Mengiba Pada Seniman Lain

            Ada lagi yang tidak kalah menarik, tapi mungkin bukan sebuah masalah, hanya saja saya yang pendiam ini sebenarnya orang yang gampang emosi melihat fenomena konyol. Atas nama sesama pelaku seni, “kemalangan nasib” sebuah perkumpulan tanpa sadar akan dikeluhkan kepada kelompok-kelompok atau komunitas-komunitas lain yang bergerak pada bidang yang sama. Maksudnya, perihal kekurangan fasilitas, macetnya operasional kegiatan, juga biaya untuk melakukan “gerakan” yang sudah direncanakan. Bukankah itu cengeng dan lucu, mengingat masing-masing kelompok juga memiliki masalah sendiri-sendiri. Bagaimana melakukan gerakan kebudayaan jika urusan “kakus dan dapur” kelompoknya saja mengeluh pada tetangga. Mengajak sesama pelaku seni untuk peduli oada nasibnya, “bukankah sesama seniman harusnya saling gotong-royong”, preekk!! Gombal mukiyo!!

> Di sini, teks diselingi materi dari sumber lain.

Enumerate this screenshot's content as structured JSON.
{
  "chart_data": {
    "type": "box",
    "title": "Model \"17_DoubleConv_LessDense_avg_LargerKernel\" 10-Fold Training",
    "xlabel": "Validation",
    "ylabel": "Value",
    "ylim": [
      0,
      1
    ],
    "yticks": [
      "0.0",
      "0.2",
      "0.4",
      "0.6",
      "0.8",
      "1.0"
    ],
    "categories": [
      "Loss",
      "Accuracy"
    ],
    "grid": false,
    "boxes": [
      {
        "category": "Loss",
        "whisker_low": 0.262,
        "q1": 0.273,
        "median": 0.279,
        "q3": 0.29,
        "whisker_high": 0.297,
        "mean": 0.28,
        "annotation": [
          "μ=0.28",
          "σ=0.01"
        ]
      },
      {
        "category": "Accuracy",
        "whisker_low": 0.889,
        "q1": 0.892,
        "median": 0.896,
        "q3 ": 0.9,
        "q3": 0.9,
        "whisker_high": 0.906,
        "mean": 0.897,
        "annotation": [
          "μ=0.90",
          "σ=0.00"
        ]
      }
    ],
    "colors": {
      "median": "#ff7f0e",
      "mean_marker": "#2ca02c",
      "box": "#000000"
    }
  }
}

Ya, saya memang kemaki, saya memang sinis, nyinyir, sok kritis. Anda mau apa? marah? Ngrasani?  Silakan, tapi jangan sampai saya mendengar, sebab akan jadi tulisan baru. Bagi saya jika keinginan mustahil terwujud, sulit terlaksana lebih baik cari kemungkinan lain, bilamana perlu tidak usah berkesenian kalau memang merasa repot, atau sabar menunggu sampai segala titik-titik penopang tercapainya keinginan mulai tampak. Daripada meminta sumbangan kepada rekan-rekan lain misalnya, tapi di hadapan masyarakat mengaku sebagai pejuang kebudayaan yang tulus tanpa memungut biaya, memangnya ada alat ukur ketulusan hati? Kejadian semacam itu tidak fair sebenarnya, lebih baik mereka yang dengan terang-terangan mengakui kesenian untuk mencari penghidupan. Kenapa tidak dikomersilkan saja segala produk-produk keseniannya? Atau menyewakan tempat untuk pentas kelompok lain? Atau menjual tiket jika mengadakan pementasan? Hasilnya bisa digunakan untuk mencukupi segala kekurangan fasilitas dan biaya operasional kegiatan.

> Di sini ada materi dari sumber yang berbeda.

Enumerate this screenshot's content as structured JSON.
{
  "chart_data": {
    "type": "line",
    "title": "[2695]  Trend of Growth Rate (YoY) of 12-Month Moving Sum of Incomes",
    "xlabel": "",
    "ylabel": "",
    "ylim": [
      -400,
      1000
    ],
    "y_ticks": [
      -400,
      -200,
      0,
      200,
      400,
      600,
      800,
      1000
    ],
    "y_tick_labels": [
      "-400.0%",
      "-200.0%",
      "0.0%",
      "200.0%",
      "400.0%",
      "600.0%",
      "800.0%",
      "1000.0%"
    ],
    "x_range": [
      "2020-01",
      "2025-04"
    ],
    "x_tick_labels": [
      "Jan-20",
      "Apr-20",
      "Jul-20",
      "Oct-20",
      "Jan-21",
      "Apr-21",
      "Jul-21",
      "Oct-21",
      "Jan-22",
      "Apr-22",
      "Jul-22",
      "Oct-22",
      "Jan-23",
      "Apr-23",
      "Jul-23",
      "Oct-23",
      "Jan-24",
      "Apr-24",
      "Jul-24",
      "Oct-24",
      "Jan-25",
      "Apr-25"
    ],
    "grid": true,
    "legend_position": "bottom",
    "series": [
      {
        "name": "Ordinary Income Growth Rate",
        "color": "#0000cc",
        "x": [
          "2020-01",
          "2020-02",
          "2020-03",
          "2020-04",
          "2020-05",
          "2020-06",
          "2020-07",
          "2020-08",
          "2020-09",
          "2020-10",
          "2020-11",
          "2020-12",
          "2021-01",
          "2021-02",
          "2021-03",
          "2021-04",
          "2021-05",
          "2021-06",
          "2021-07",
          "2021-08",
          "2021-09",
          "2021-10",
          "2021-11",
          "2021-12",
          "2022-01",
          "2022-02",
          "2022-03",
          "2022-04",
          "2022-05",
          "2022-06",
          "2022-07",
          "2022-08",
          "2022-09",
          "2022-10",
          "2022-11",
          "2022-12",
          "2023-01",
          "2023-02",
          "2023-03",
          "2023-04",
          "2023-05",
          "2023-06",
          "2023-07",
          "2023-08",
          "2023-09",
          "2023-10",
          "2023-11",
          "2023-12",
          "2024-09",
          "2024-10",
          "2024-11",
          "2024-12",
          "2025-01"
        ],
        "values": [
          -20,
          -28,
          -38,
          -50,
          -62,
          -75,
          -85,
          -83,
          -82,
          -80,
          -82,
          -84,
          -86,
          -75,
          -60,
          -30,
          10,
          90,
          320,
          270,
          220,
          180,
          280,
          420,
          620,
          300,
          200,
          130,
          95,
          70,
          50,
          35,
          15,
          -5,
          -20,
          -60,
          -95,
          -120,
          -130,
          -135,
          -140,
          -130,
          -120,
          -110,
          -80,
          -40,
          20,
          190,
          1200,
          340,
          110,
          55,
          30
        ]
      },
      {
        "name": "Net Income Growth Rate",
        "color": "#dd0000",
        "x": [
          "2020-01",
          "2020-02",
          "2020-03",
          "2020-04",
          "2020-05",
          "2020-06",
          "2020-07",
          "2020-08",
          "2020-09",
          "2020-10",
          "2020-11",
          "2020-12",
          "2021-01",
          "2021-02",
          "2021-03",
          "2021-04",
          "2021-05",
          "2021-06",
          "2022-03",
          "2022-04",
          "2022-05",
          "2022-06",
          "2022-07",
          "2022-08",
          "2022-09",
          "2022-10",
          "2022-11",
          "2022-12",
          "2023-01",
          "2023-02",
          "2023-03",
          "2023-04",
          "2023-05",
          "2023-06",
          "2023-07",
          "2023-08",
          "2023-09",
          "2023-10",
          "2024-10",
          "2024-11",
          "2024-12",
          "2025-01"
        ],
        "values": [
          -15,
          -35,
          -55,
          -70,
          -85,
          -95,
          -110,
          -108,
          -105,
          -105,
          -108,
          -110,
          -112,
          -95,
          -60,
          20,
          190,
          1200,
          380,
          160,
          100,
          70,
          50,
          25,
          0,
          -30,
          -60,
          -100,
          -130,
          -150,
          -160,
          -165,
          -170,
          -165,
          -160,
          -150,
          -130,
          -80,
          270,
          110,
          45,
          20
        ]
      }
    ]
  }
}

Perjuangkanlah Idemu Dan Kelompokmu Dengan Jujur, Mengakui Posisi, Kapasitas Diri, Dan Motif Berkesenianmu Tanpa Harus “Merepotkan” Orang Lain

            Kesenian memang hanya sebuah wadah ekspresi jiwa, baik yang dilakukan secara individu maupun berkelompok. Kesenian juga bisa sarana atau kendaraan untuk menuju dan mencapai tujuan-tujuan tertentu, misalnya ritual keagamaan, kebatinan, penghilang stres, penyaluran ideologi, gerakan kebudayaan, lapangan pekerjaan, atau apa saja yang sekiranya bisa ditampung oleh kesenian, tergantung keperluan masing-masing orang dan kelompok. Permasalahannya adalah penyikapan terhadap pilihan dan segala konsekuensinya, banyak diantara kita yang tidak sadar atas apa yang disuarakan dan diperjuangkan.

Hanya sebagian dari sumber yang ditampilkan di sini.